WHEN: Wednesday, Nov. 14, 2012, 4 to 7 p.m.

WHERE: Elmer L. Andersen Library, University of Minnesota
222-21st Ave S
Minneapolis, MN 55455

Researchers at the University of Minnesota are retiring the Man-to-Man Sexual Health Seminars, an in-person sexual health education and support program which ran for nearly 20 years, to make way for more online-based HIV prevention interventions for men seeking men.

The former program provided comprehensive HIV prevention and sexual health education to men who seek men for sex (MSM) in Minnesota.

The program’s nearly 20 years of education materials will be given to the Jean-Nickolaus Tretter Collection in Gay, Lesbian, Bisexual and Transgender Studies at the University of Minnesota Libraries. The Tretter Collection is one of the largest LGBT archives in the world.

“At a time when HIV wasn’t fully understood, Man-to-Man, and its successor Among Men, worked to educate men in Minnesota who were at risk of contracting HIV or were themselves HIV positive,” said B. R. Simon Rosser, Ph.D., the program’s principal investigator. “But to remain on the forefront of this area of education, we need to continue our shift to online programing in response to the changing way men seek men.”

Rosser is also a professor and director of the HIV/STI Intervention and Prevention Studies (HIPS) Program in the Division of Epidemiology and Community Health at the University of Minnesota School of Public Health. Co- investigators are Michael Wilkerson, Ph.D. and Walter Bockting, Ph.D. (formerly of the U of M).

Preventive education needs to be online

Rosser said that when the program started in the mid 1980s, the University of Minnesota led the way by providing education directly to the community most infected and affected by HIV.

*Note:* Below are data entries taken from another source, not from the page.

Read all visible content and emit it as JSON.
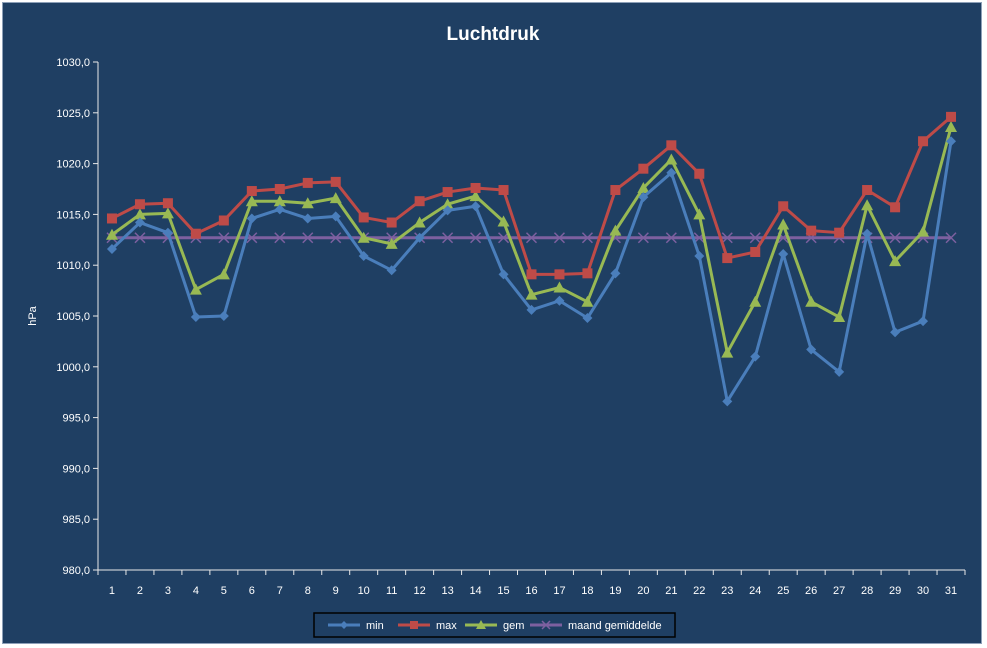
{
  "chart_data": {
    "type": "line",
    "title": "Luchtdruk",
    "xlabel": "",
    "ylabel": "hPa",
    "ylim": [
      980,
      1030
    ],
    "y_ticks": [
      "980,0",
      "985,0",
      "990,0",
      "995,0",
      "1000,0",
      "1005,0",
      "1010,0",
      "1015,0",
      "1020,0",
      "1025,0",
      "1030,0"
    ],
    "x": [
      "1",
      "2",
      "3",
      "4",
      "5",
      "6",
      "7",
      "8",
      "9",
      "10",
      "11",
      "12",
      "13",
      "14",
      "15",
      "16",
      "17",
      "18",
      "19",
      "20",
      "21",
      "22",
      "23",
      "24",
      "25",
      "26",
      "27",
      "28",
      "29",
      "30",
      "31"
    ],
    "grid": false,
    "legend_position": "bottom",
    "series": [
      {
        "name": "min",
        "color": "#4a7ebb",
        "marker": "diamond",
        "values": [
          1011.6,
          1014.2,
          1013.2,
          1004.9,
          1005.0,
          1014.6,
          1015.5,
          1014.6,
          1014.8,
          1010.9,
          1009.5,
          1012.7,
          1015.4,
          1015.8,
          1009.1,
          1005.6,
          1006.5,
          1004.8,
          1009.2,
          1016.7,
          1019.1,
          1010.9,
          996.6,
          1001.0,
          1011.1,
          1001.7,
          999.5,
          1013.1,
          1003.4,
          1004.5,
          1022.2
        ]
      },
      {
        "name": "max",
        "color": "#be4b48",
        "marker": "square",
        "values": [
          1014.6,
          1016.0,
          1016.1,
          1013.1,
          1014.4,
          1017.3,
          1017.5,
          1018.1,
          1018.2,
          1014.7,
          1014.2,
          1016.3,
          1017.2,
          1017.6,
          1017.4,
          1009.1,
          1009.1,
          1009.2,
          1017.4,
          1019.5,
          1021.8,
          1019.0,
          1010.7,
          1011.3,
          1015.8,
          1013.4,
          1013.2,
          1017.4,
          1015.7,
          1022.2,
          1024.6
        ]
      },
      {
        "name": "gem",
        "color": "#98b954",
        "marker": "triangle",
        "values": [
          1013.0,
          1015.0,
          1015.1,
          1007.6,
          1009.1,
          1016.3,
          1016.3,
          1016.1,
          1016.6,
          1012.7,
          1012.1,
          1014.2,
          1016.0,
          1016.8,
          1014.3,
          1007.1,
          1007.8,
          1006.4,
          1013.4,
          1017.6,
          1020.4,
          1015.0,
          1001.4,
          1006.4,
          1014.0,
          1006.4,
          1004.9,
          1015.9,
          1010.4,
          1013.3,
          1023.6
        ]
      },
      {
        "name": "maand gemiddelde",
        "color": "#7d60a0",
        "marker": "x",
        "values": [
          1012.7,
          1012.7,
          1012.7,
          1012.7,
          1012.7,
          1012.7,
          1012.7,
          1012.7,
          1012.7,
          1012.7,
          1012.7,
          1012.7,
          1012.7,
          1012.7,
          1012.7,
          1012.7,
          1012.7,
          1012.7,
          1012.7,
          1012.7,
          1012.7,
          1012.7,
          1012.7,
          1012.7,
          1012.7,
          1012.7,
          1012.7,
          1012.7,
          1012.7,
          1012.7,
          1012.7
        ]
      }
    ]
  }
}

Now, men are increasingly turning to the Internet to find partners, which is where the preventative education needs to be, too.

“We live in an online world,” said Rosser, whose research focuses on “next generation” HIV prevention interventions. “And it isn’t just the homosexual or MSM community, everyone is online. It’s also where people now go to gather health related information. Online is where we now need to be, and that’s the direction we’re taking our research.”

To celebrate the transition, an event will be held Wednesday, Nov. 14, 2012, from 4 to 7 p.m., at the Elmer L. Andersen Library to honor the valuable contribution the program’s research materials provide to the Tretter Collection.

“The Tretter Collection is one of the largest LGBT archives in the world, and it is an honor to see our work among other historical pieces from this community,” Rosser said.